I have never worked so hard in all my life. We have been packing up stuff to take to Boston, sorting out other stuff to put into storage in DC, and packing other things to take on the two month road trip which is the
subtitle of this blog. Naturally I let Philippa handle all that while I spent many hours getting cosy with Harvey in Woodbridge. Actually, not just hours, but days. In fact “days” doesn’t really do it justice either as I have been up to my elbows in GMC innards for weeks now it seems.
A few things I did fairly quickly… I turned the storage access panel around on one of the sofas so we can throw shoes in there when we get in…
I also put some larder shelves in the cupboard which housed thw built-in vacuum hose…
Some things though were, ah, less easy… The first thing I wanted to do when I saw Harve close up back in Feb was throw out the curtains and put in some blinds. The first thing I knew I had to do was replace the oil drain plug, which Jerry R in Michigan said had stripped threads and may not go back in again. So as D day approached I decided to do both.
To say the blinds were difficult to install is like saying that Ghengis Khan enjoyed travel. Naturally I decided against the route that so many GMCers have gone down over the years – ordering the ones that fit from Guske. No, I wanted cordless, honeycomb, insulating blinds instead and when they arrived, they were of course slightly too big. Not the widths, which were perfect, but the depth. They have to fit between the cupboards and the top of the window and they were a quarter of an inch too thick. That meant moving the cupboards out by a quarter of an inch; a three person job which I did with my two helpers, R.Lister, and Mygood Self. There was blood, there was sweat, there were tears but the blinds are now in, and very smart they are too.

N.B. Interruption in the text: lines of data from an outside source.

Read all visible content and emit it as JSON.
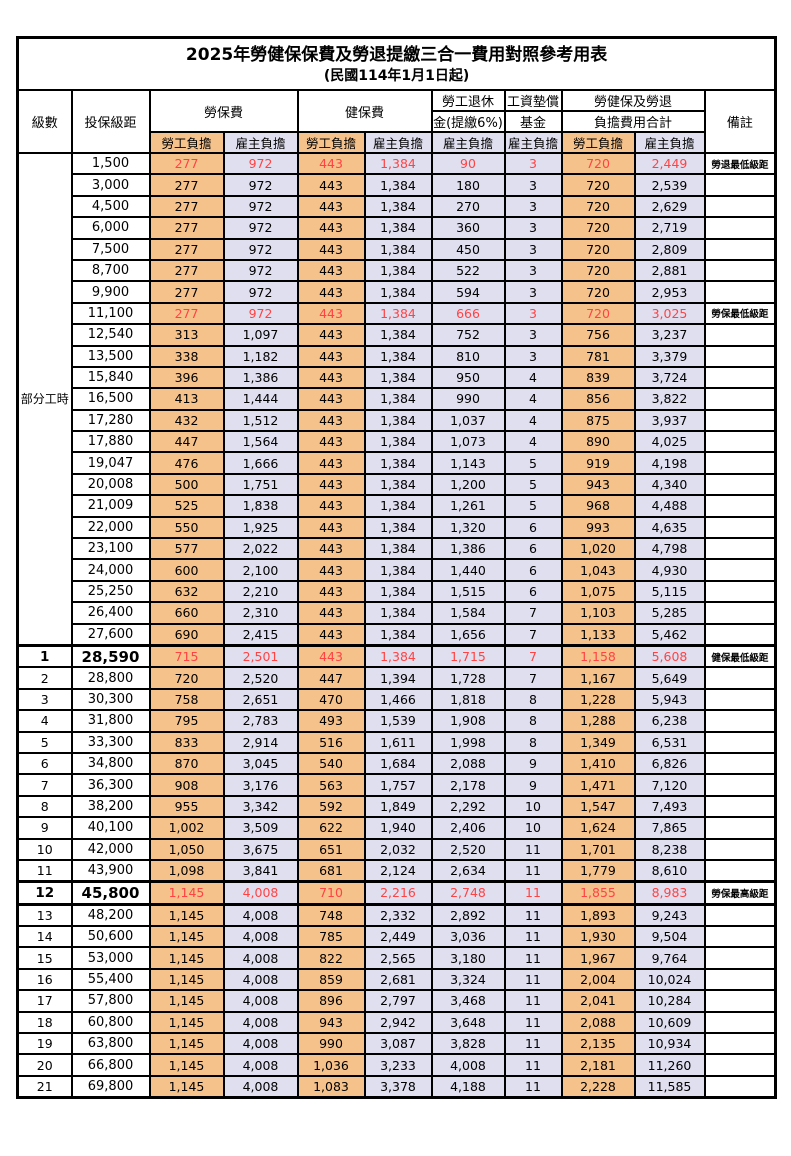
{
  "title": "2025年勞健保保費及勞退提繳三合一費用對照參考用表",
  "subtitle": "(民國114年1月1日起)",
  "header": {
    "level_label": "級數",
    "bracket_label": "投保級距",
    "labor_label": "勞保費",
    "health_label": "健保費",
    "pension_line1": "勞工退休",
    "pension_line2": "金(提繳6%)",
    "fund_line1": "工資墊償",
    "fund_line2": "基金",
    "total_line1": "勞健保及勞退",
    "total_line2": "負擔費用合計",
    "remark_label": "備註",
    "employee_label": "勞工負擔",
    "employer_label": "雇主負擔"
  },
  "colors": {
    "employee_bg": "#F6C28B",
    "employer_bg": "#E0DFF0",
    "highlight_text": "#FF4343",
    "border": "#000000"
  },
  "part_time": {
    "label": "部分工時",
    "rowspan": 23
  },
  "table": {
    "rows": [
      {
        "level": null,
        "bracket": "1,500",
        "li_e": "277",
        "li_r": "972",
        "hi_e": "443",
        "hi_r": "1,384",
        "pen": "90",
        "fund": "3",
        "tot_e": "720",
        "tot_r": "2,449",
        "remark": "勞退最低級距",
        "highlight": true,
        "bold": false,
        "thick_top": false,
        "thick_bottom": false
      },
      {
        "level": null,
        "bracket": "3,000",
        "li_e": "277",
        "li_r": "972",
        "hi_e": "443",
        "hi_r": "1,384",
        "pen": "180",
        "fund": "3",
        "tot_e": "720",
        "tot_r": "2,539",
        "remark": "",
        "highlight": false,
        "bold": false,
        "thick_top": false,
        "thick_bottom": false
      },
      {
        "level": null,
        "bracket": "4,500",
        "li_e": "277",
        "li_r": "972",
        "hi_e": "443",
        "hi_r": "1,384",
        "pen": "270",
        "fund": "3",
        "tot_e": "720",
        "tot_r": "2,629",
        "remark": "",
        "highlight": false,
        "bold": false,
        "thick_top": false,
        "thick_bottom": false
      },
      {
        "level": null,
        "bracket": "6,000",
        "li_e": "277",
        "li_r": "972",
        "hi_e": "443",
        "hi_r": "1,384",
        "pen": "360",
        "fund": "3",
        "tot_e": "720",
        "tot_r": "2,719",
        "remark": "",
        "highlight": false,
        "bold": false,
        "thick_top": false,
        "thick_bottom": false
      },
      {
        "level": null,
        "bracket": "7,500",
        "li_e": "277",
        "li_r": "972",
        "hi_e": "443",
        "hi_r": "1,384",
        "pen": "450",
        "fund": "3",
        "tot_e": "720",
        "tot_r": "2,809",
        "remark": "",
        "highlight": false,
        "bold": false,
        "thick_top": false,
        "thick_bottom": false
      },
      {
        "level": null,
        "bracket": "8,700",
        "li_e": "277",
        "li_r": "972",
        "hi_e": "443",
        "hi_r": "1,384",
        "pen": "522",
        "fund": "3",
        "tot_e": "720",
        "tot_r": "2,881",
        "remark": "",
        "highlight": false,
        "bold": false,
        "thick_top": false,
        "thick_bottom": false
      },
      {
        "level": null,
        "bracket": "9,900",
        "li_e": "277",
        "li_r": "972",
        "hi_e": "443",
        "hi_r": "1,384",
        "pen": "594",
        "fund": "3",
        "tot_e": "720",
        "tot_r": "2,953",
        "remark": "",
        "highlight": false,
        "bold": false,
        "thick_top": false,
        "thick_bottom": false
      },
      {
        "level": null,
        "bracket": "11,100",
        "li_e": "277",
        "li_r": "972",
        "hi_e": "443",
        "hi_r": "1,384",
        "pen": "666",
        "fund": "3",
        "tot_e": "720",
        "tot_r": "3,025",
        "remark": "勞保最低級距",
        "highlight": true,
        "bold": false,
        "thick_top": false,
        "thick_bottom": false
      },
      {
        "level": null,
        "bracket": "12,540",
        "li_e": "313",
        "li_r": "1,097",
        "hi_e": "443",
        "hi_r": "1,384",
        "pen": "752",
        "fund": "3",
        "tot_e": "756",
        "tot_r": "3,237",
        "remark": "",
        "highlight": false,
        "bold": false,
        "thick_top": false,
        "thick_bottom": false
      },
      {
        "level": null,
        "bracket": "13,500",
        "li_e": "338",
        "li_r": "1,182",
        "hi_e": "443",
        "hi_r": "1,384",
        "pen": "810",
        "fund": "3",
        "tot_e": "781",
        "tot_r": "3,379",
        "remark": "",
        "highlight": false,
        "bold": false,
        "thick_top": false,
        "thick_bottom": false
      },
      {
        "level": null,
        "bracket": "15,840",
        "li_e": "396",
        "li_r": "1,386",
        "hi_e": "443",
        "hi_r": "1,384",
        "pen": "950",
        "fund": "4",
        "tot_e": "839",
        "tot_r": "3,724",
        "remark": "",
        "highlight": false,
        "bold": false,
        "thick_top": false,
        "thick_bottom": false
      },
      {
        "level": null,
        "bracket": "16,500",
        "li_e": "413",
        "li_r": "1,444",
        "hi_e": "443",
        "hi_r": "1,384",
        "pen": "990",
        "fund": "4",
        "tot_e": "856",
        "tot_r": "3,822",
        "remark": "",
        "highlight": false,
        "bold": false,
        "thick_top": false,
        "thick_bottom": false
      },
      {
        "level": null,
        "bracket": "17,280",
        "li_e": "432",
        "li_r": "1,512",
        "hi_e": "443",
        "hi_r": "1,384",
        "pen": "1,037",
        "fund": "4",
        "tot_e": "875",
        "tot_r": "3,937",
        "remark": "",
        "highlight": false,
        "bold": false,
        "thick_top": false,
        "thick_bottom": false
      },
      {
        "level": null,
        "bracket": "17,880",
        "li_e": "447",
        "li_r": "1,564",
        "hi_e": "443",
        "hi_r": "1,384",
        "pen": "1,073",
        "fund": "4",
        "tot_e": "890",
        "tot_r": "4,025",
        "remark": "",
        "highlight": false,
        "bold": false,
        "thick_top": false,
        "thick_bottom": false
      },
      {
        "level": null,
        "bracket": "19,047",
        "li_e": "476",
        "li_r": "1,666",
        "hi_e": "443",
        "hi_r": "1,384",
        "pen": "1,143",
        "fund": "5",
        "tot_e": "919",
        "tot_r": "4,198",
        "remark": "",
        "highlight": false,
        "bold": false,
        "thick_top": false,
        "thick_bottom": false
      },
      {
        "level": null,
        "bracket": "20,008",
        "li_e": "500",
        "li_r": "1,751",
        "hi_e": "443",
        "hi_r": "1,384",
        "pen": "1,200",
        "fund": "5",
        "tot_e": "943",
        "tot_r": "4,340",
        "remark": "",
        "highlight": false,
        "bold": false,
        "thick_top": false,
        "thick_bottom": false
      },
      {
        "level": null,
        "bracket": "21,009",
        "li_e": "525",
        "li_r": "1,838",
        "hi_e": "443",
        "hi_r": "1,384",
        "pen": "1,261",
        "fund": "5",
        "tot_e": "968",
        "tot_r": "4,488",
        "remark": "",
        "highlight": false,
        "bold": false,
        "thick_top": false,
        "thick_bottom": false
      },
      {
        "level": null,
        "bracket": "22,000",
        "li_e": "550",
        "li_r": "1,925",
        "hi_e": "443",
        "hi_r": "1,384",
        "pen": "1,320",
        "fund": "6",
        "tot_e": "993",
        "tot_r": "4,635",
        "remark": "",
        "highlight": false,
        "bold": false,
        "thick_top": false,
        "thick_bottom": false
      },
      {
        "level": null,
        "bracket": "23,100",
        "li_e": "577",
        "li_r": "2,022",
        "hi_e": "443",
        "hi_r": "1,384",
        "pen": "1,386",
        "fund": "6",
        "tot_e": "1,020",
        "tot_r": "4,798",
        "remark": "",
        "highlight": false,
        "bold": false,
        "thick_top": false,
        "thick_bottom": false
      },
      {
        "level": null,
        "bracket": "24,000",
        "li_e": "600",
        "li_r": "2,100",
        "hi_e": "443",
        "hi_r": "1,384",
        "pen": "1,440",
        "fund": "6",
        "tot_e": "1,043",
        "tot_r": "4,930",
        "remark": "",
        "highlight": false,
        "bold": false,
        "thick_top": false,
        "thick_bottom": false
      },
      {
        "level": null,
        "bracket": "25,250",
        "li_e": "632",
        "li_r": "2,210",
        "hi_e": "443",
        "hi_r": "1,384",
        "pen": "1,515",
        "fund": "6",
        "tot_e": "1,075",
        "tot_r": "5,115",
        "remark": "",
        "highlight": false,
        "bold": false,
        "thick_top": false,
        "thick_bottom": false
      },
      {
        "level": null,
        "bracket": "26,400",
        "li_e": "660",
        "li_r": "2,310",
        "hi_e": "443",
        "hi_r": "1,384",
        "pen": "1,584",
        "fund": "7",
        "tot_e": "1,103",
        "tot_r": "5,285",
        "remark": "",
        "highlight": false,
        "bold": false,
        "thick_top": false,
        "thick_bottom": false
      },
      {
        "level": null,
        "bracket": "27,600",
        "li_e": "690",
        "li_r": "2,415",
        "hi_e": "443",
        "hi_r": "1,384",
        "pen": "1,656",
        "fund": "7",
        "tot_e": "1,133",
        "tot_r": "5,462",
        "remark": "",
        "highlight": false,
        "bold": false,
        "thick_top": false,
        "thick_bottom": false
      },
      {
        "level": "1",
        "bracket": "28,590",
        "li_e": "715",
        "li_r": "2,501",
        "hi_e": "443",
        "hi_r": "1,384",
        "pen": "1,715",
        "fund": "7",
        "tot_e": "1,158",
        "tot_r": "5,608",
        "remark": "健保最低級距",
        "highlight": true,
        "bold": true,
        "thick_top": true,
        "thick_bottom": false
      },
      {
        "level": "2",
        "bracket": "28,800",
        "li_e": "720",
        "li_r": "2,520",
        "hi_e": "447",
        "hi_r": "1,394",
        "pen": "1,728",
        "fund": "7",
        "tot_e": "1,167",
        "tot_r": "5,649",
        "remark": "",
        "highlight": false,
        "bold": false,
        "thick_top": false,
        "thick_bottom": false
      },
      {
        "level": "3",
        "bracket": "30,300",
        "li_e": "758",
        "li_r": "2,651",
        "hi_e": "470",
        "hi_r": "1,466",
        "pen": "1,818",
        "fund": "8",
        "tot_e": "1,228",
        "tot_r": "5,943",
        "remark": "",
        "highlight": false,
        "bold": false,
        "thick_top": false,
        "thick_bottom": false
      },
      {
        "level": "4",
        "bracket": "31,800",
        "li_e": "795",
        "li_r": "2,783",
        "hi_e": "493",
        "hi_r": "1,539",
        "pen": "1,908",
        "fund": "8",
        "tot_e": "1,288",
        "tot_r": "6,238",
        "remark": "",
        "highlight": false,
        "bold": false,
        "thick_top": false,
        "thick_bottom": false
      },
      {
        "level": "5",
        "bracket": "33,300",
        "li_e": "833",
        "li_r": "2,914",
        "hi_e": "516",
        "hi_r": "1,611",
        "pen": "1,998",
        "fund": "8",
        "tot_e": "1,349",
        "tot_r": "6,531",
        "remark": "",
        "highlight": false,
        "bold": false,
        "thick_top": false,
        "thick_bottom": false
      },
      {
        "level": "6",
        "bracket": "34,800",
        "li_e": "870",
        "li_r": "3,045",
        "hi_e": "540",
        "hi_r": "1,684",
        "pen": "2,088",
        "fund": "9",
        "tot_e": "1,410",
        "tot_r": "6,826",
        "remark": "",
        "highlight": false,
        "bold": false,
        "thick_top": false,
        "thick_bottom": false
      },
      {
        "level": "7",
        "bracket": "36,300",
        "li_e": "908",
        "li_r": "3,176",
        "hi_e": "563",
        "hi_r": "1,757",
        "pen": "2,178",
        "fund": "9",
        "tot_e": "1,471",
        "tot_r": "7,120",
        "remark": "",
        "highlight": false,
        "bold": false,
        "thick_top": false,
        "thick_bottom": false
      },
      {
        "level": "8",
        "bracket": "38,200",
        "li_e": "955",
        "li_r": "3,342",
        "hi_e": "592",
        "hi_r": "1,849",
        "pen": "2,292",
        "fund": "10",
        "tot_e": "1,547",
        "tot_r": "7,493",
        "remark": "",
        "highlight": false,
        "bold": false,
        "thick_top": false,
        "thick_bottom": false
      },
      {
        "level": "9",
        "bracket": "40,100",
        "li_e": "1,002",
        "li_r": "3,509",
        "hi_e": "622",
        "hi_r": "1,940",
        "pen": "2,406",
        "fund": "10",
        "tot_e": "1,624",
        "tot_r": "7,865",
        "remark": "",
        "highlight": false,
        "bold": false,
        "thick_top": false,
        "thick_bottom": false
      },
      {
        "level": "10",
        "bracket": "42,000",
        "li_e": "1,050",
        "li_r": "3,675",
        "hi_e": "651",
        "hi_r": "2,032",
        "pen": "2,520",
        "fund": "11",
        "tot_e": "1,701",
        "tot_r": "8,238",
        "remark": "",
        "highlight": false,
        "bold": false,
        "thick_top": false,
        "thick_bottom": false
      },
      {
        "level": "11",
        "bracket": "43,900",
        "li_e": "1,098",
        "li_r": "3,841",
        "hi_e": "681",
        "hi_r": "2,124",
        "pen": "2,634",
        "fund": "11",
        "tot_e": "1,779",
        "tot_r": "8,610",
        "remark": "",
        "highlight": false,
        "bold": false,
        "thick_top": false,
        "thick_bottom": false
      },
      {
        "level": "12",
        "bracket": "45,800",
        "li_e": "1,145",
        "li_r": "4,008",
        "hi_e": "710",
        "hi_r": "2,216",
        "pen": "2,748",
        "fund": "11",
        "tot_e": "1,855",
        "tot_r": "8,983",
        "remark": "勞保最高級距",
        "highlight": true,
        "bold": true,
        "thick_top": true,
        "thick_bottom": true
      },
      {
        "level": "13",
        "bracket": "48,200",
        "li_e": "1,145",
        "li_r": "4,008",
        "hi_e": "748",
        "hi_r": "2,332",
        "pen": "2,892",
        "fund": "11",
        "tot_e": "1,893",
        "tot_r": "9,243",
        "remark": "",
        "highlight": false,
        "bold": false,
        "thick_top": false,
        "thick_bottom": false
      },
      {
        "level": "14",
        "bracket": "50,600",
        "li_e": "1,145",
        "li_r": "4,008",
        "hi_e": "785",
        "hi_r": "2,449",
        "pen": "3,036",
        "fund": "11",
        "tot_e": "1,930",
        "tot_r": "9,504",
        "remark": "",
        "highlight": false,
        "bold": false,
        "thick_top": false,
        "thick_bottom": false
      },
      {
        "level": "15",
        "bracket": "53,000",
        "li_e": "1,145",
        "li_r": "4,008",
        "hi_e": "822",
        "hi_r": "2,565",
        "pen": "3,180",
        "fund": "11",
        "tot_e": "1,967",
        "tot_r": "9,764",
        "remark": "",
        "highlight": false,
        "bold": false,
        "thick_top": false,
        "thick_bottom": false
      },
      {
        "level": "16",
        "bracket": "55,400",
        "li_e": "1,145",
        "li_r": "4,008",
        "hi_e": "859",
        "hi_r": "2,681",
        "pen": "3,324",
        "fund": "11",
        "tot_e": "2,004",
        "tot_r": "10,024",
        "remark": "",
        "highlight": false,
        "bold": false,
        "thick_top": false,
        "thick_bottom": false
      },
      {
        "level": "17",
        "bracket": "57,800",
        "li_e": "1,145",
        "li_r": "4,008",
        "hi_e": "896",
        "hi_r": "2,797",
        "pen": "3,468",
        "fund": "11",
        "tot_e": "2,041",
        "tot_r": "10,284",
        "remark": "",
        "highlight": false,
        "bold": false,
        "thick_top": false,
        "thick_bottom": false
      },
      {
        "level": "18",
        "bracket": "60,800",
        "li_e": "1,145",
        "li_r": "4,008",
        "hi_e": "943",
        "hi_r": "2,942",
        "pen": "3,648",
        "fund": "11",
        "tot_e": "2,088",
        "tot_r": "10,609",
        "remark": "",
        "highlight": false,
        "bold": false,
        "thick_top": false,
        "thick_bottom": false
      },
      {
        "level": "19",
        "bracket": "63,800",
        "li_e": "1,145",
        "li_r": "4,008",
        "hi_e": "990",
        "hi_r": "3,087",
        "pen": "3,828",
        "fund": "11",
        "tot_e": "2,135",
        "tot_r": "10,934",
        "remark": "",
        "highlight": false,
        "bold": false,
        "thick_top": false,
        "thick_bottom": false
      },
      {
        "level": "20",
        "bracket": "66,800",
        "li_e": "1,145",
        "li_r": "4,008",
        "hi_e": "1,036",
        "hi_r": "3,233",
        "pen": "4,008",
        "fund": "11",
        "tot_e": "2,181",
        "tot_r": "11,260",
        "remark": "",
        "highlight": false,
        "bold": false,
        "thick_top": false,
        "thick_bottom": false
      },
      {
        "level": "21",
        "bracket": "69,800",
        "li_e": "1,145",
        "li_r": "4,008",
        "hi_e": "1,083",
        "hi_r": "3,378",
        "pen": "4,188",
        "fund": "11",
        "tot_e": "2,228",
        "tot_r": "11,585",
        "remark": "",
        "highlight": false,
        "bold": false,
        "thick_top": false,
        "thick_bottom": false
      }
    ]
  }
}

The expensive valances from Applied GMC in California took forever to arrive, in fact they came so late that we had moved out of our house by the time I got to open the box. I was even less impressed to see that the fittings they came with actually have no screw-holes in them. Not so much “fittings” then, as “pieces of metal”. After shelling out a small fortune for the valances you might have thought they would come ready to actually put up, as opposed to being the basis of yet another DIY project. Its like ordering a Big Mac and being given some bread, lettuce and a cow. Annoyingly, the valances won’t fit flush against the wall because the blinds are too deep (or the valances are not deep enough, but that is too irritating to think about). I will have to get ready-made brackets because the ones supplied wouldn’t be big enough even if I did drill all the holes. Sigh. I have to say though, I have put a couple in postiion and they do look terrific…
There were times, as I staggered under the weight of a heavy double cupboard and the bolt refused to go in again, that I wished I had gone down the Guske route. But the one I ordered from them for the window in the door doesn’t fit either. I am going to have to find a way to modify that one too. Sigh again. Oh, and the Guske front windshield blinds which were shipped on June 7th, still haven’t arrived as of June 20th. Perhaps the pigeon found them rather heavy. As we have now moved out of our house I will have to get a neighbour to forward them on to a waystation on our road trip. That should be straightforward to arrange. Yeah, right.
So with that little bundle of frustrations now worked out of my system, I can move on to the replacement of the drain plug. Lister, Self and I knew this was a job for a professional, or at the very least, someone who was brave enough to lift up the GMC’s front end and lie underneath it. I went to Leigh Harrison down the road in Woodbridge who showed us our very first GMC way back when we were still wide-eyed GMC innocents. I gave him a short list of things to sort, and assumed that the drain plug would be but a trifle. It turned out to be more than that.
Easy, you might think, to remove the old one, drill a bigger hole or weld on a new nut and put in a new plug. Aha, not so. In fact it requires lifting the engine, removing the transmission and a host of other ancilliaries just to get at the thing. Not so much a trifle as a full-on birthday party for a bunch of lively seven year olds, with cake, whipped cream and a jello-throwing contest. So it took a couple of days and I got Leigh to replace the old oil pan with one of his new ones which drains all the oil rather than leaving some of it behind as the original ones do. He also sorted out the dash air conditioning which now blows really cold, and he also greased and tightened the rear wheel bearings. This has really transformed the handling and knocked out all the rear wheel steering which can make these things a bit of a handful to drive. It now points straight ahead when you want it to. Which is nice when you are manoevering 12000 lbs of vintage motorhome down a narrow lane, while a teenager fiddling with an ipod in Mom’s SUV heads down the middle of the road in the other direction.
Actually one very nice thing that emerged from seeing Leigh again was his opinion of old Harvey. He said that of all the hundreds of GMCs he has worked on, ours was in the best mechanical condition and drove better than any of them. He was hugely complimentary which made me feel that its all been worth it.